Christopher Taylor performed two challenging works for solo piano on a single program.
David Bazemore

Since 1955, when a then-unknown young pianist named Glenn Gould came along, the Goldberg Variations of J. S. Bach have been steadily gaining in stature. They’ve moved swiftly through several stages of public reception, from a pre-Gould reputation as a hyper-intellectual demonstration of compositional principles for harpsichord to an astounding feat of pianistic reinterpretation to what they have become today—the most exalted pieces of music ever written for solo keyboard. What made Wednesday’s outstanding performance of the legendary work even more impressive was that for pianist Christopher Taylor, the Goldberg Variations were probably the easy half of the program.

Taylor, who is familiar to Music Academy audiences from his highly regarded 2008 performance of Olivier Messiaen’s Vingt Regards sur l’Enfant-Jésus, left the Goldbergs, which he played with gusto and thrilling precision, until after intermission. The first half of the evening was devoted to The People United Will Never Be Defeated!—a truly astounding late-20th-century work by Frederic Rzewski. Between the two, Taylor accomplished a feat of pianistic memorization and performance of which the like will not be soon witnessed again anywhere—or at least anywhere outside of a Christopher Taylor recital.

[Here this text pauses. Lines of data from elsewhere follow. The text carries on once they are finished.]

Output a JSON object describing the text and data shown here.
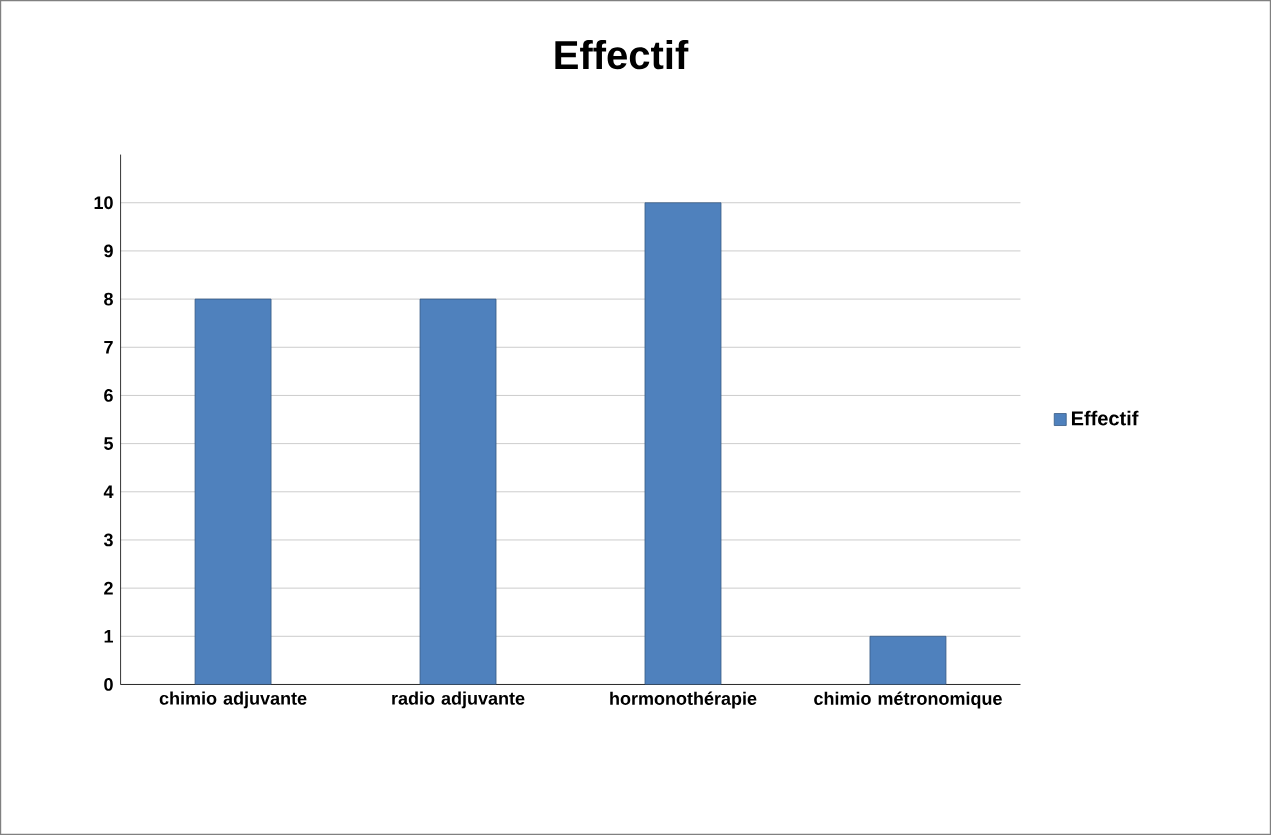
{
  "chart_data": {
    "type": "bar",
    "title": "Effectif",
    "categories": [
      "chimio adjuvante",
      "radio adjuvante",
      "hormonothérapie",
      "chimio métronomique"
    ],
    "series": [
      {
        "name": "Effectif",
        "color": "#4f81bd",
        "values": [
          8,
          8,
          10,
          1
        ]
      }
    ],
    "ylim": [
      0,
      11
    ],
    "yticks": [
      0,
      1,
      2,
      3,
      4,
      5,
      6,
      7,
      8,
      9,
      10
    ],
    "grid": "y",
    "legend": "right"
  }
}
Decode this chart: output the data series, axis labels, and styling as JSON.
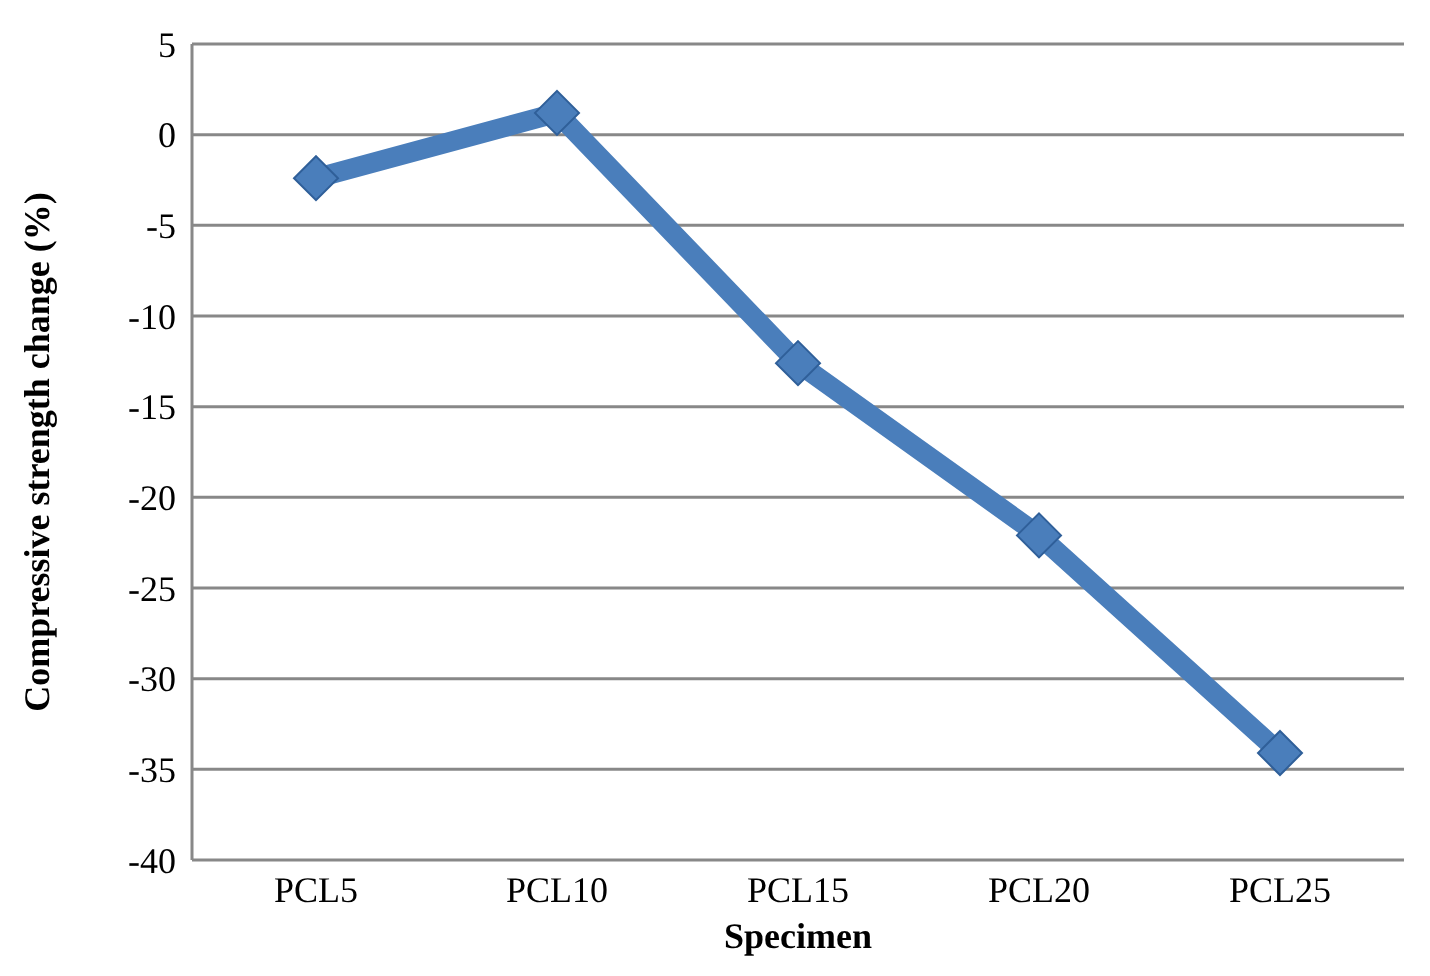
{
  "chart_data": {
    "type": "line",
    "xlabel": "Specimen",
    "ylabel": "Compressive strength change (%)",
    "categories": [
      "PCL5",
      "PCL10",
      "PCL15",
      "PCL20",
      "PCL25"
    ],
    "series": [
      {
        "color": "#4a7ebb",
        "values": [
          -2.4,
          1.2,
          -12.6,
          -22.1,
          -34.1
        ]
      }
    ],
    "ylim": [
      -40,
      5
    ],
    "yticks": [
      -40,
      -35,
      -30,
      -25,
      -20,
      -15,
      -10,
      -5,
      0,
      5
    ],
    "grid": "y",
    "marker": "diamond",
    "line_style": "solid"
  }
}
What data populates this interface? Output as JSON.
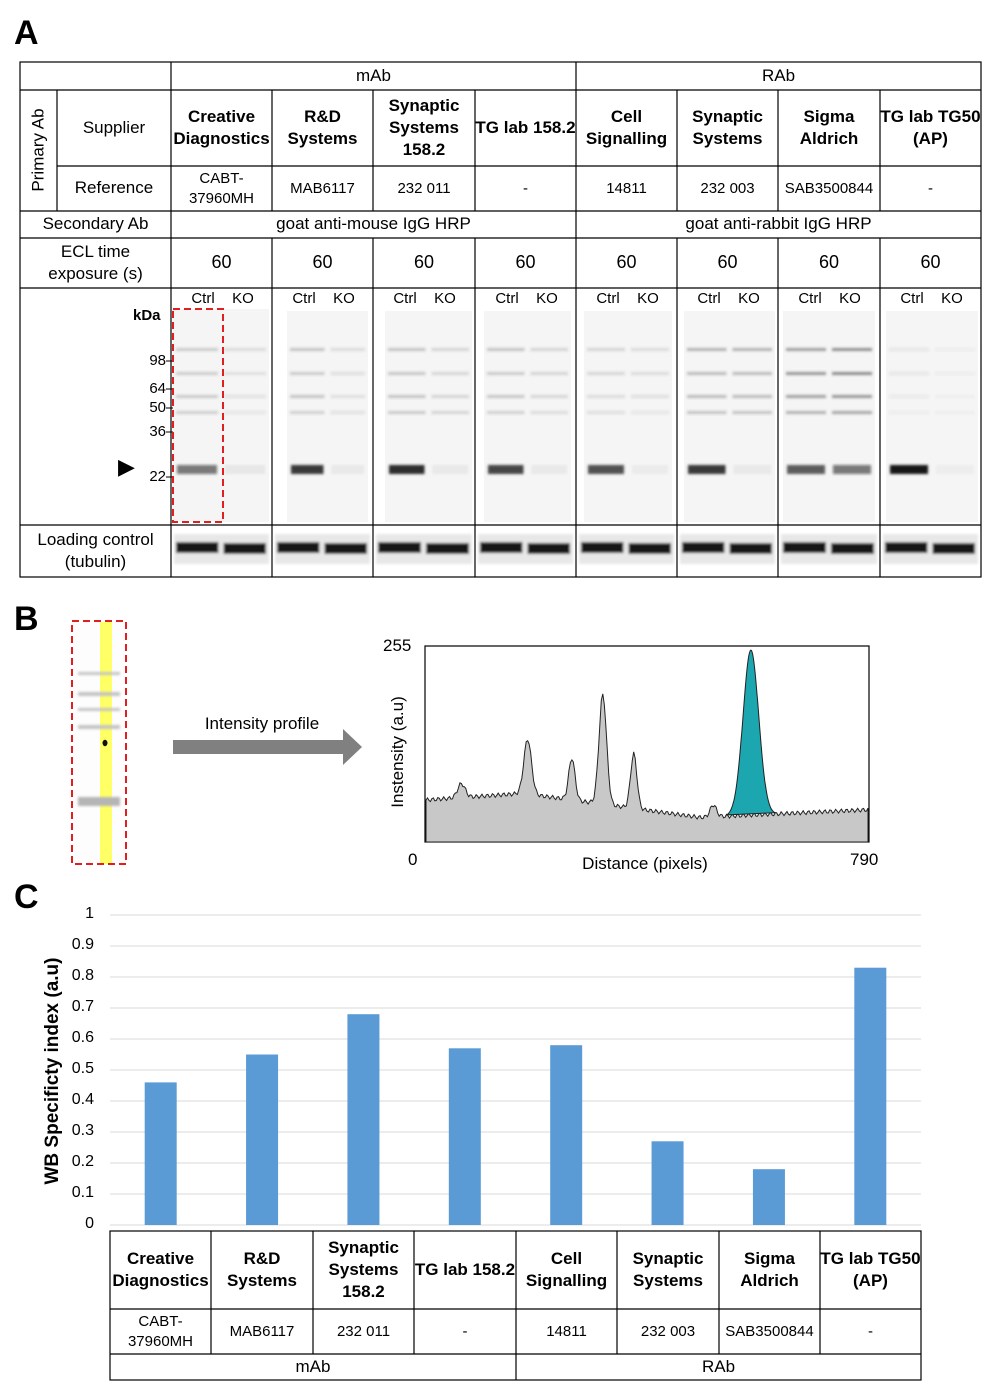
{
  "panels": {
    "a": "A",
    "b": "B",
    "c": "C"
  },
  "table_a": {
    "group_mab": "mAb",
    "group_rab": "RAb",
    "primary_ab": "Primary Ab",
    "supplier_label": "Supplier",
    "reference_label": "Reference",
    "secondary_label": "Secondary Ab",
    "secondary_mab": "goat anti-mouse IgG HRP",
    "secondary_rab": "goat anti-rabbit IgG HRP",
    "ecl_label": "ECL time exposure (s)",
    "loading_label": "Loading control (tubulin)",
    "kda": "kDa",
    "arrow_glyph": "▶",
    "markers": [
      {
        "label": "98"
      },
      {
        "label": "64"
      },
      {
        "label": "50"
      },
      {
        "label": "36"
      },
      {
        "label": "22"
      }
    ],
    "columns": [
      {
        "supplier": "Creative Diagnostics",
        "reference": "CABT-37960MH",
        "ecl": "60",
        "ctrl": "Ctrl",
        "ko": "KO"
      },
      {
        "supplier": "R&D Systems",
        "reference": "MAB6117",
        "ecl": "60",
        "ctrl": "Ctrl",
        "ko": "KO"
      },
      {
        "supplier": "Synaptic Systems 158.2",
        "reference": "232 011",
        "ecl": "60",
        "ctrl": "Ctrl",
        "ko": "KO"
      },
      {
        "supplier": "TG lab 158.2",
        "reference": "-",
        "ecl": "60",
        "ctrl": "Ctrl",
        "ko": "KO"
      },
      {
        "supplier": "Cell Signalling",
        "reference": "14811",
        "ecl": "60",
        "ctrl": "Ctrl",
        "ko": "KO"
      },
      {
        "supplier": "Synaptic Systems",
        "reference": "232 003",
        "ecl": "60",
        "ctrl": "Ctrl",
        "ko": "KO"
      },
      {
        "supplier": "Sigma Aldrich",
        "reference": "SAB3500844",
        "ecl": "60",
        "ctrl": "Ctrl",
        "ko": "KO"
      },
      {
        "supplier": "TG lab TG50 (AP)",
        "reference": "-",
        "ecl": "60",
        "ctrl": "Ctrl",
        "ko": "KO"
      }
    ]
  },
  "panel_b": {
    "arrow_label": "Intensity profile",
    "y_label": "Instensity (a.u)",
    "x_label": "Distance (pixels)",
    "y_max": "255",
    "x_min": "0",
    "x_max": "790",
    "colors": {
      "peak": "#1ba6b0",
      "profile": "#c8c8c8",
      "lane_highlight": "#ffff66",
      "box": "#e02020"
    }
  },
  "chart_data": {
    "type": "bar",
    "ylabel": "WB Specificty index (a.u)",
    "ylim": [
      0,
      1
    ],
    "yticks": [
      "0",
      "0.1",
      "0.2",
      "0.3",
      "0.4",
      "0.5",
      "0.6",
      "0.7",
      "0.8",
      "0.9",
      "1"
    ],
    "categories": [
      "Creative Diagnostics",
      "R&D Systems",
      "Synaptic Systems 158.2",
      "TG lab 158.2",
      "Cell Signalling",
      "Synaptic Systems",
      "Sigma Aldrich",
      "TG lab TG50 (AP)"
    ],
    "references": [
      "CABT-37960MH",
      "MAB6117",
      "232 011",
      "-",
      "14811",
      "232 003",
      "SAB3500844",
      "-"
    ],
    "values": [
      0.46,
      0.55,
      0.68,
      0.57,
      0.58,
      0.27,
      0.18,
      0.83
    ],
    "groups": [
      "mAb",
      "RAb"
    ],
    "bar_color": "#5b9bd5",
    "grid": true
  }
}
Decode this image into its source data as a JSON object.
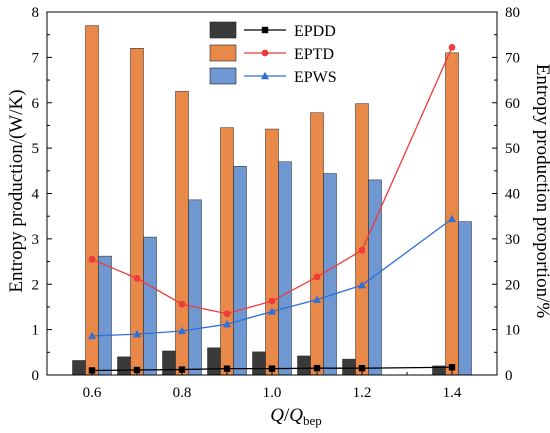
{
  "chart_data": {
    "type": "bar+line",
    "xlabel_main": "Q",
    "xlabel_sep": "/",
    "xlabel_sub_main": "Q",
    "xlabel_sub_script": "bep",
    "ylabel_left": "Entropy production/(W/K)",
    "ylabel_right": "Entropy production proportion/%",
    "categories": [
      "0.6",
      "0.7",
      "0.8",
      "0.9",
      "1.0",
      "1.1",
      "1.2",
      "1.4"
    ],
    "category_values": [
      0.6,
      0.7,
      0.8,
      0.9,
      1.0,
      1.1,
      1.2,
      1.4
    ],
    "xlim": [
      0.5,
      1.5
    ],
    "xticks": [
      "0.6",
      "0.8",
      "1.0",
      "1.2",
      "1.4"
    ],
    "xtick_values": [
      0.6,
      0.8,
      1.0,
      1.2,
      1.4
    ],
    "ylim_left": [
      0,
      8
    ],
    "yticks_left": [
      "0",
      "1",
      "2",
      "3",
      "4",
      "5",
      "6",
      "7",
      "8"
    ],
    "ylim_right": [
      0,
      80
    ],
    "yticks_right": [
      "0",
      "10",
      "20",
      "30",
      "40",
      "50",
      "60",
      "70",
      "80"
    ],
    "bar_series": [
      {
        "name": "EPDD",
        "color": "#3a3a3a",
        "values": [
          0.32,
          0.4,
          0.53,
          0.6,
          0.51,
          0.42,
          0.35,
          0.2
        ]
      },
      {
        "name": "EPTD",
        "color": "#e8894a",
        "values": [
          7.7,
          7.2,
          6.25,
          5.45,
          5.42,
          5.78,
          5.98,
          7.1
        ]
      },
      {
        "name": "EPWS",
        "color": "#6f97d2",
        "values": [
          2.62,
          3.04,
          3.86,
          4.6,
          4.7,
          4.44,
          4.3,
          3.38
        ]
      }
    ],
    "line_series": [
      {
        "name": "EPDD",
        "color": "#000000",
        "marker": "square",
        "values": [
          1.0,
          1.1,
          1.2,
          1.4,
          1.4,
          1.5,
          1.5,
          1.7
        ]
      },
      {
        "name": "EPTD",
        "color": "#ee3b3b",
        "marker": "circle",
        "values": [
          25.5,
          21.3,
          15.6,
          13.5,
          16.3,
          21.6,
          27.5,
          72.2
        ]
      },
      {
        "name": "EPWS",
        "color": "#2f6fd6",
        "marker": "triangle",
        "values": [
          8.6,
          9.0,
          9.7,
          11.2,
          14.0,
          16.6,
          19.8,
          34.4
        ]
      }
    ],
    "legend_position": "top-center",
    "grid": false
  }
}
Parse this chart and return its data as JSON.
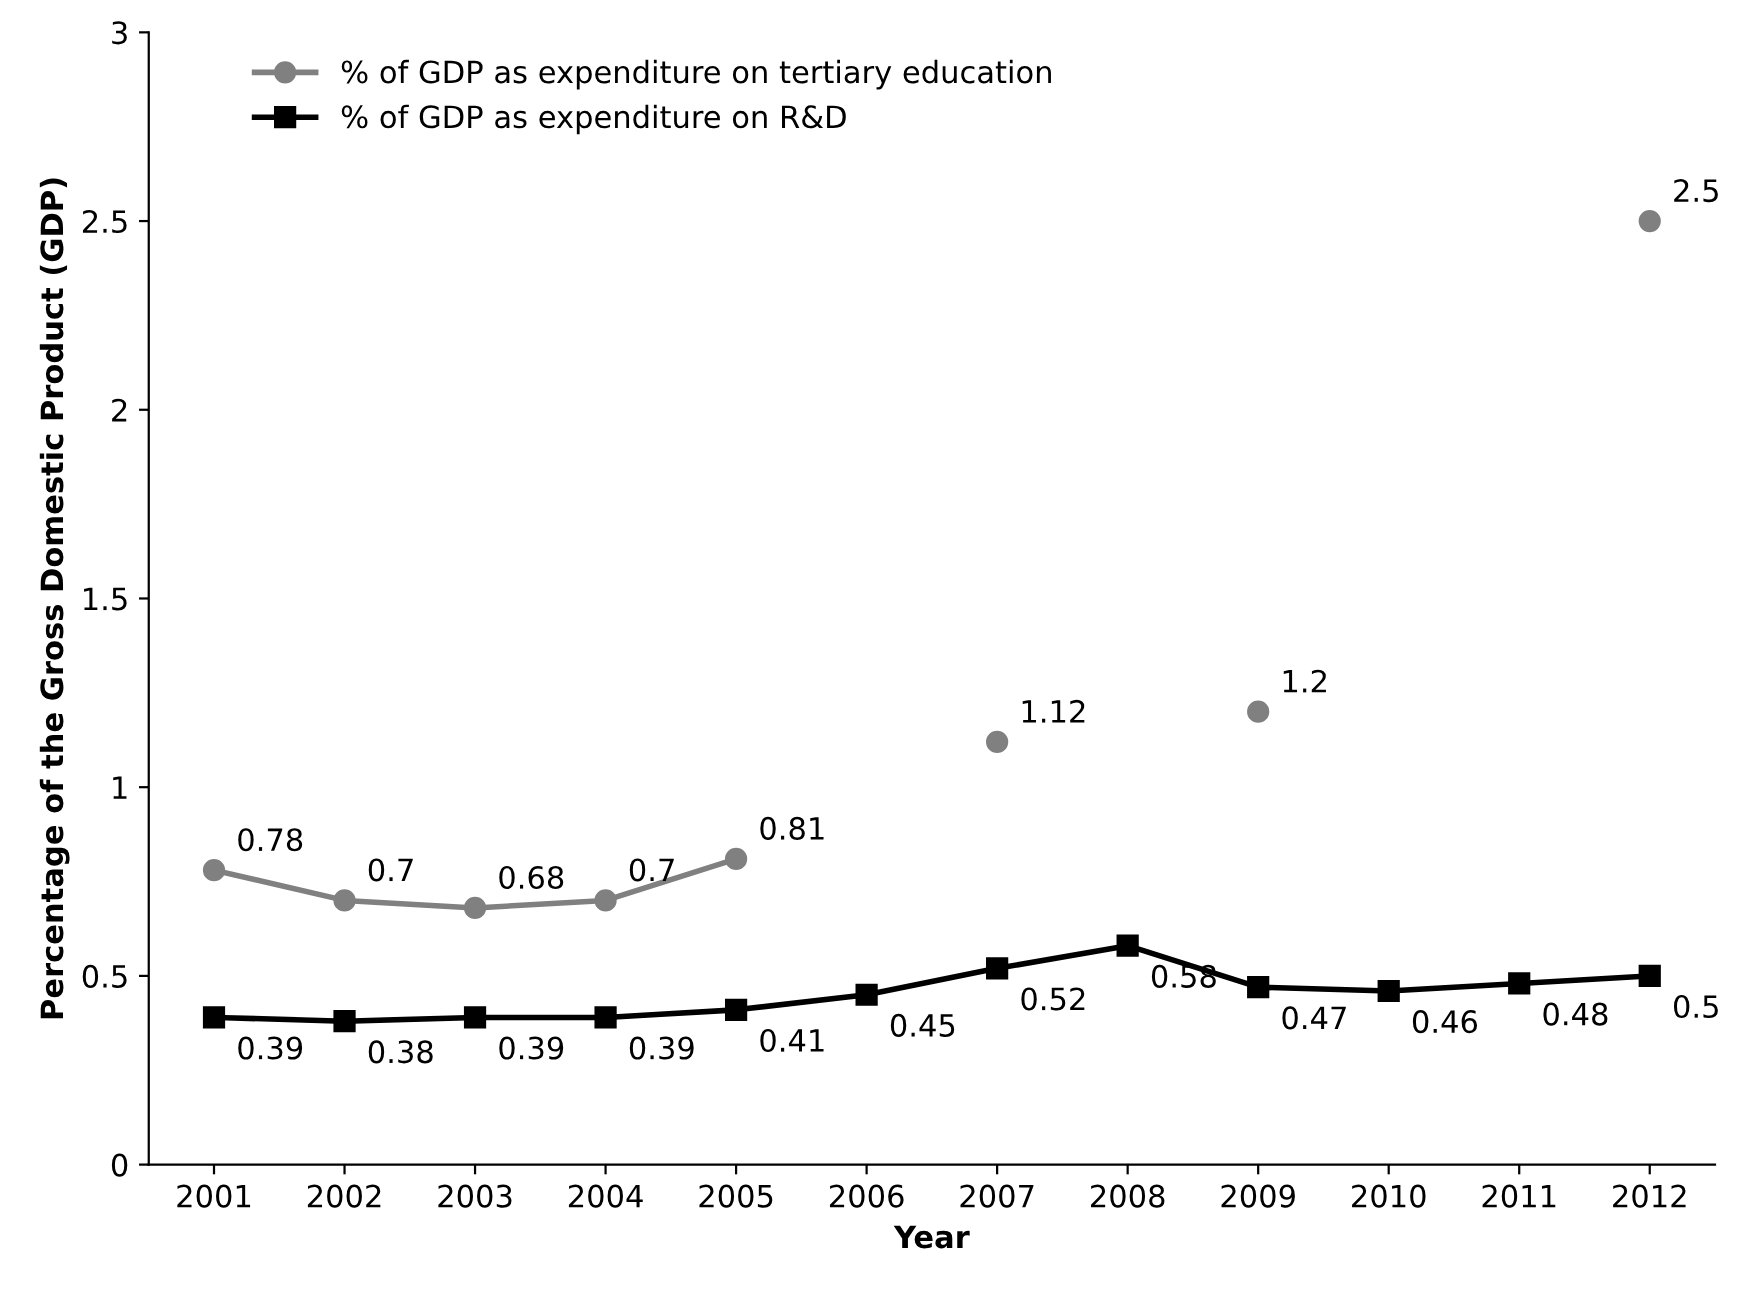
{
  "chart_data": {
    "type": "line",
    "xlabel": "Year",
    "ylabel": "Percentage of the Gross Domestic Product (GDP)",
    "categories": [
      "2001",
      "2002",
      "2003",
      "2004",
      "2005",
      "2006",
      "2007",
      "2008",
      "2009",
      "2010",
      "2011",
      "2012"
    ],
    "series": [
      {
        "name": "% of GDP as expenditure on tertiary education",
        "color": "#808080",
        "marker": "circle",
        "values": [
          0.78,
          0.7,
          0.68,
          0.7,
          0.81,
          null,
          1.12,
          null,
          1.2,
          null,
          null,
          2.5
        ]
      },
      {
        "name": "% of GDP as expenditure on R&D",
        "color": "#000000",
        "marker": "square",
        "values": [
          0.39,
          0.38,
          0.39,
          0.39,
          0.41,
          0.45,
          0.52,
          0.58,
          0.47,
          0.46,
          0.48,
          0.5
        ]
      }
    ],
    "ylim": [
      0,
      3
    ],
    "yticks": [
      0,
      0.5,
      1,
      1.5,
      2,
      2.5,
      3
    ],
    "data_labels": true,
    "legend": "top left",
    "grid": false,
    "line_style": "solid"
  }
}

The Goldbergs are so popular, and mean so much to so many people, it seems wise to begin at the end and talk about what Taylor made of them. In his dark suit, pocket square, and T-shirt, Taylor looked like a department chair leaving a meeting to run a marathon—which is also an apt description of the leading qualities he brings to Bach. His intellectual analysis and articulation of the underlying structures of these 30 miniature masterpieces guides the overall approach, but the impression his playing leaves is physical to the point of athleticism. In the piece’s penultimate section, his virtuosity was especially apparent, giving even current Goldberg champion recording artist and all-around piano superstar Murray Perahia a run for his money.

Yet for this listener, the revelation of the concert was the Rzewski. At well over an hour, the 36-part The People United Will Never Be Defeated! is not for those with short attention spans. Constructed in Bach’s manner as a densely self-referential matrix of exponentially increasing difficulty, TPUWNBD! nevertheless managed to swing hard at times, undermining the assumed boundaries between classical and popular music, and reinvigorating the kind of thinking about life and history that came naturally to composers in Bach’s era and which is so much harder to achieve in our own.